Pink Floyd’s Dark Side of the Moon Is the Past, Present, and Future!

Without getting bogged down in the morass of data and hair-splitting detail surrounding Pink Floyd’s Concept Rock masterpiece, Dark Side of the Moon (released initially on March 1, 1973), I must insistently ask once again, is this the greatest rock album ever made? The argument, as posed to myself (in the privacy of my own streams of consciousness) is persuasive. Rational analysis, comparisons, and excruciating examination of minute detail in the production of the record, is missing the point.

Just give in, let the stereo imaging bombard your aural senses, accept the stimuli freely, then wait to land on planet earth after a trip to a mostly secluded spot on the moon’s cheesy-textured surface. Alright, so I lied somewhat, I read about and examine meticulously the content and creation of Dark Side all the time.

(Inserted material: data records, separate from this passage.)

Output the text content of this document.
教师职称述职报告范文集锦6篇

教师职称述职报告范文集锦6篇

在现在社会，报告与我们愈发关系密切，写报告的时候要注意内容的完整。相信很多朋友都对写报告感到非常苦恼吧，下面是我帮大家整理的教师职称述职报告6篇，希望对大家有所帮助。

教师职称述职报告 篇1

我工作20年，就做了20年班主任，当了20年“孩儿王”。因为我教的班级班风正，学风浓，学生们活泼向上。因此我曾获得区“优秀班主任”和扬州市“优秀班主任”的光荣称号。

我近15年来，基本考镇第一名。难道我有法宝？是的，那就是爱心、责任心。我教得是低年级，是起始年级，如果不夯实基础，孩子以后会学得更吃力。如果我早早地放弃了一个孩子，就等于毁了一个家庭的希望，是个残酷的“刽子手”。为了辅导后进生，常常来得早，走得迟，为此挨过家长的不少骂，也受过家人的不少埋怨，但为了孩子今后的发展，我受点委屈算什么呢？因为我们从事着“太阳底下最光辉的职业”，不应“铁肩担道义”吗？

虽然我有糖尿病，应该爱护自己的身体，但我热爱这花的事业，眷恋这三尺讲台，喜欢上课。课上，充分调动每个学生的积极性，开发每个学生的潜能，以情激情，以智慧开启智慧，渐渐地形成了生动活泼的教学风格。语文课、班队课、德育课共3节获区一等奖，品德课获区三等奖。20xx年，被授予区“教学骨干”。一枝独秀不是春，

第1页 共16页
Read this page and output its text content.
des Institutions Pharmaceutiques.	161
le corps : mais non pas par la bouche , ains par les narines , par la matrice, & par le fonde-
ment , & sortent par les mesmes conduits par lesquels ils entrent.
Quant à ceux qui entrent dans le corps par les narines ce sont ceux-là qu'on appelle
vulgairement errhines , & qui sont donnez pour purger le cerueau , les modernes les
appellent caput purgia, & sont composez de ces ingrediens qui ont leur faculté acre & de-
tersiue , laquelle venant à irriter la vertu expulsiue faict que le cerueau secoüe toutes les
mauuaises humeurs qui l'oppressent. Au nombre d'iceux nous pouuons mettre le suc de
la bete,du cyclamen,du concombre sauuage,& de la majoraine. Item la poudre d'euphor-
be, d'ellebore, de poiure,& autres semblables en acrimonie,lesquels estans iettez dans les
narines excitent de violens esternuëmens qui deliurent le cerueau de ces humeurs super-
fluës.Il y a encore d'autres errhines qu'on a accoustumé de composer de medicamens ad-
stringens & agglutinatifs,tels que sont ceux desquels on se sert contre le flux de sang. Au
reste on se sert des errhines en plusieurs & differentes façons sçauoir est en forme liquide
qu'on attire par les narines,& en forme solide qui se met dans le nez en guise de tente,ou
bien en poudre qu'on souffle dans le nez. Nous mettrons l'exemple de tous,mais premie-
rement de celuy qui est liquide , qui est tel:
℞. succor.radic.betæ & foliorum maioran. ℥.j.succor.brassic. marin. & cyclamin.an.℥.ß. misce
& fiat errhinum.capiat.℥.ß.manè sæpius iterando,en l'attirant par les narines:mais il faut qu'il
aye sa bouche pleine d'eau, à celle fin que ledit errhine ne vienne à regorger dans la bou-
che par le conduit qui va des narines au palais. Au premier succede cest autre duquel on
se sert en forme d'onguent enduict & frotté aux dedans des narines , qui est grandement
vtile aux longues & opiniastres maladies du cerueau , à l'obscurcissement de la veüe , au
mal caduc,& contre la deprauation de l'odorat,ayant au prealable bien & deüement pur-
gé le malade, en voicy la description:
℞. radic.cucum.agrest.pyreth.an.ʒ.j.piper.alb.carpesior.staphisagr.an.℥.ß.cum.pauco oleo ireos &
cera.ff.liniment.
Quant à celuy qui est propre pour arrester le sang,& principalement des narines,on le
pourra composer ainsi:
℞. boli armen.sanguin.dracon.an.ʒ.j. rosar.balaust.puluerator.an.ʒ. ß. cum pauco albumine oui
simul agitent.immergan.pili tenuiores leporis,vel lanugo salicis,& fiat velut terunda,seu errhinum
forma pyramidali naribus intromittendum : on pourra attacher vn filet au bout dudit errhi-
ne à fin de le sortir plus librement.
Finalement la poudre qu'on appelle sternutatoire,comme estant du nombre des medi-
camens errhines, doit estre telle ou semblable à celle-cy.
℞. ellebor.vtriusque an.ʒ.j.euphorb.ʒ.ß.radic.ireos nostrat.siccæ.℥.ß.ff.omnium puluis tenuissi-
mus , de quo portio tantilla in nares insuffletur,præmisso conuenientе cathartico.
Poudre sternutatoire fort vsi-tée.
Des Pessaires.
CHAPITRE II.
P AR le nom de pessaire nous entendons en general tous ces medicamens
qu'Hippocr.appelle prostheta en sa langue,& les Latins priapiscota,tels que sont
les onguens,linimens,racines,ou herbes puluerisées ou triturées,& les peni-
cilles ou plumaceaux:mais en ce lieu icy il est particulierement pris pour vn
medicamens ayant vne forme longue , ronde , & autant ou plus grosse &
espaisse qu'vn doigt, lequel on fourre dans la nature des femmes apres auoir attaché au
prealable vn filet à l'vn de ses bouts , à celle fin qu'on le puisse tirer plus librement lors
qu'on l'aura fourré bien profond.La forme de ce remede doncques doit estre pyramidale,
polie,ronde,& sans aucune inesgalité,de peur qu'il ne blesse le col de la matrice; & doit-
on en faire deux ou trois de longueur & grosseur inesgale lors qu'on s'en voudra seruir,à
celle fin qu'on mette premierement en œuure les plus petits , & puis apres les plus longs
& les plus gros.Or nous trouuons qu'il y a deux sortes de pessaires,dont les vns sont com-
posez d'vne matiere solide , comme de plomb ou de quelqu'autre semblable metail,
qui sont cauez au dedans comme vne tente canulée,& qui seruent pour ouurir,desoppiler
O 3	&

I’ve been listening to this record for nearly 40 years now, still marveling over mainly the sound quality, but then suddenly I change, the salesman inside of me kicks in, looking over banks of sales data, which assume a metamorphosis even as I type.

dark side cover
dark side cover

So it’s late Spring 1973, I’m driving around Dallas and Austin in a brand new mocha-toned Camaro, listening to Dark Side in an Eight Track format on my Lear Jet player. I’m not really up to anything in particular other than merely driving anywhere my Camaro takes me, driving endlessly on freeways, smoking lots of pot, then to shopping malls, or over to Hanna’s Pies on Forest Lane, when gripped too badly with the Munchies. Really, what I’m doing, is testing where this Pink Floyd music is taking me. It’s taking me everywhere and nowhere, which is where I want to be.

I wouldn’t recommend looking for a job when your listening to Dark Side; it’s likely you won’t land the position you’re applying for, especially when insisting the assistant manager who’s interviewing you, should listen to David Gilmour’s guitar solo one more time on Money.

So what are the total sales World Wide now? Better than 55 million? I bought a copy on itunes just two weeks ago. Love the digital booklet. So there it is: the line ‘I’ll see you on the dark side of the moon’ comes at the end of Brain Damage (apparently a reference to the deteriorated mental state of Syd Barrett).

Now it’s making much more sense! This is about lunacy, not space travel or cosmic astronomy. This helps to explain my behavior as well, remaining in a catatonic state for months on end, a slave guest of Pink Floyd, who were staying at the Motel Eight Track Machine for a few precious months of my life.

Alright, Eureka again! Now I understand Roger Water’s Time better; it can get away from us, we can never get it back. Do I regret wasting my time stoned, just walking around shopping malls, visiting every conceivable shop under the sun? It’s a two edged sword (always a fit)! I was spellbound!

Pink Floyd did it to me. How did they twist those knobs at Abbey Road? Alan Parsons and Peter James had a lot to do with it. Mix is wet, dripping with reverb! Perfect for the Freaks who would be listening. Record is end over end, one song flows into another, just like a school day: first period, second period, third period, lunch, etc. Just like life too; infancy, childhood, youth years, maturity, then Fossil Land!

Dark Side is a universal expression of what Pink Floyd was up to at that particular point in their charmed lives. And let me put in a good word for technology, meticulous planning and rehearsals, then that EMS VCS 3 (Putney) synthesiser used so keenly by Nick Mason.

The clocks are striking, cash registers are ringing, I have a job finally, and Dark Side has an Eternal Life! I want to be a part of that; maybe I wasn’t wasting my time so badly after all, that drifty, dreamy summer of 1973. *(Have to turn it off for now.)